Случайно заметив пустую бутылку, старик берет ее в руки, осматривает и медленно опрокидывает вверх дном.
— Что такое! — кричит он, словно злой кобольд в сказке. — Кто-то здесь самовольно угостился!
— Когда мы пришли, она уже была пустая, уверяю вас, — говорит мистер Гаппи. — Вы разрешите мне снова наполнить ее для вас?
— Еще бы, конечно разрешу! — восклицает Крук в восторге. — Конечно разрешу! Нечего и говорить! Ступайте в «Солнечный герб»… это здесь близехонько… возьмите «лорд-канцлерский» джин, четырнадцать пенсов бутылка. Будьте спокойны, кого-кого, а меня там знают!
Он так навязчиво сует мистеру Гаппи бутылку, что этот джентльмен, согласившись выполнить поручение, поспешно уходит, кивнув другу, и столь же поспешно возвращается с полной бутылкой. Старик берет ее на руки, словно любимого внука, и нежно поглаживает.
— Что такое? — шепчет он, отпив из бутылки и прищурив глаза. — Да это вовсе не «лорд-канцлерский» — четырнадцать пенсов бутылка. Этот стоит дороже — восемнадцать пенсов!
— Я думал, он вам больше по вкусу, — говорит мистер Гаппи.

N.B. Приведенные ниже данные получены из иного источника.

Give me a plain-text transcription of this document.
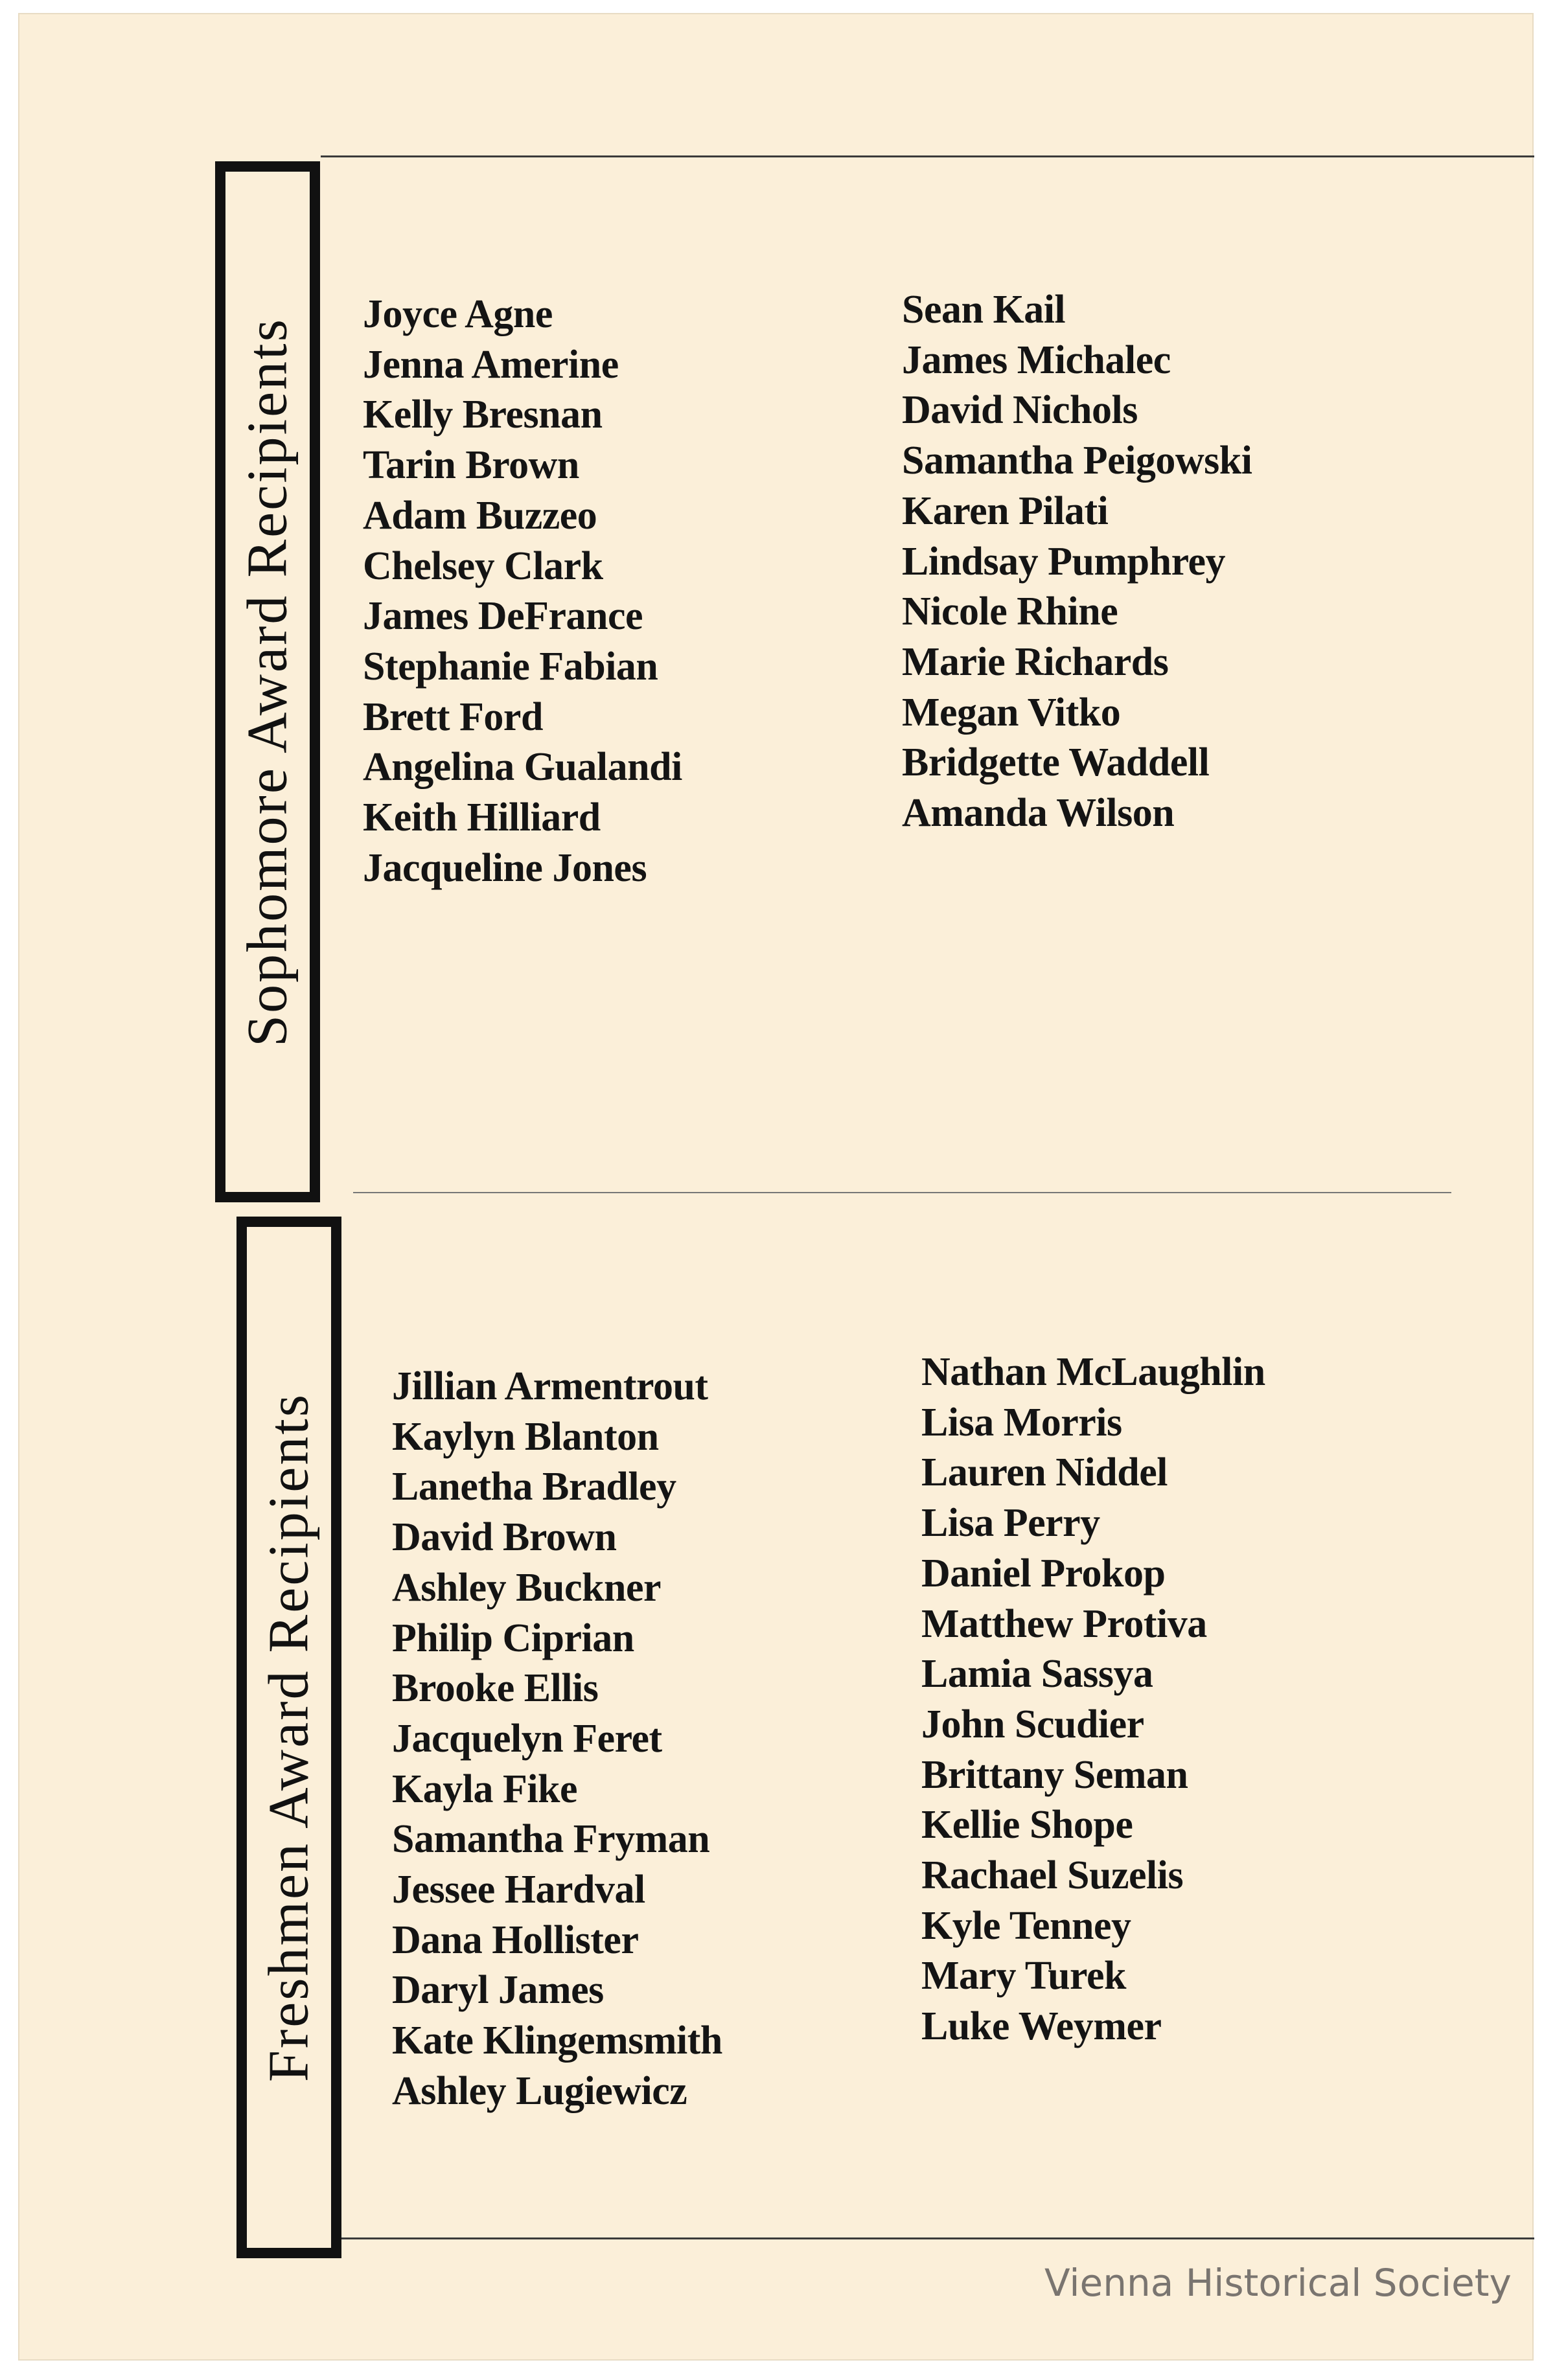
Sophomore Award Recipients
Freshmen Award Recipients
Joyce Agne
Jenna Amerine
Kelly Bresnan
Tarin Brown
Adam Buzzeo
Chelsey Clark
James DeFrance
Stephanie Fabian
Brett Ford
Angelina Gualandi
Keith Hilliard
Jacqueline Jones
Sean Kail
James Michalec
David Nichols
Samantha Peigowski
Karen Pilati
Lindsay Pumphrey
Nicole Rhine
Marie Richards
Megan Vitko
Bridgette Waddell
Amanda Wilson
Jillian Armentrout
Kaylyn Blanton
Lanetha Bradley
David Brown
Ashley Buckner
Philip Ciprian
Brooke Ellis
Jacquelyn Feret
Kayla Fike
Samantha Fryman
Jessee Hardval
Dana Hollister
Daryl James
Kate Klingemsmith
Ashley Lugiewicz
Nathan McLaughlin
Lisa Morris
Lauren Niddel
Lisa Perry
Daniel Prokop
Matthew Protiva
Lamia Sassya
John Scudier
Brittany Seman
Kellie Shope
Rachael Suzelis
Kyle Tenney
Mary Turek
Luke Weymer
Vienna Historical Society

— Вы благородный человек, сэр, — отзывается Крук, сделав еще глоток и пахнув на приятелей своим горячим, как пламя, дыханием. — Вы прямо владетельный барон какой-то.
Пользуясь удобным моментом, мистер Гаппи представляет своего друга под первым попавшимся именем, как «мистера Уивла», и объясняет, с какой целью они пришли. Крук с бутылкой под мышкой (он никогда не бывает ни совсем пьяным, ни вполне трезвым) не спеша разглядывает предложенного ему квартиранта и как будто остается доволен им.
— Хотите посмотреть комнату, молодой человек? — говорит он. — Отличная комната! Недавно побелили. Вымыли ее мылом и содой. Ха! Стоит вдвое дороже, чем я за нее беру, не говоря уж о том, что вы можете болтать со мной когда угодно; да еще кошка в придачу — мышей ловит на славу.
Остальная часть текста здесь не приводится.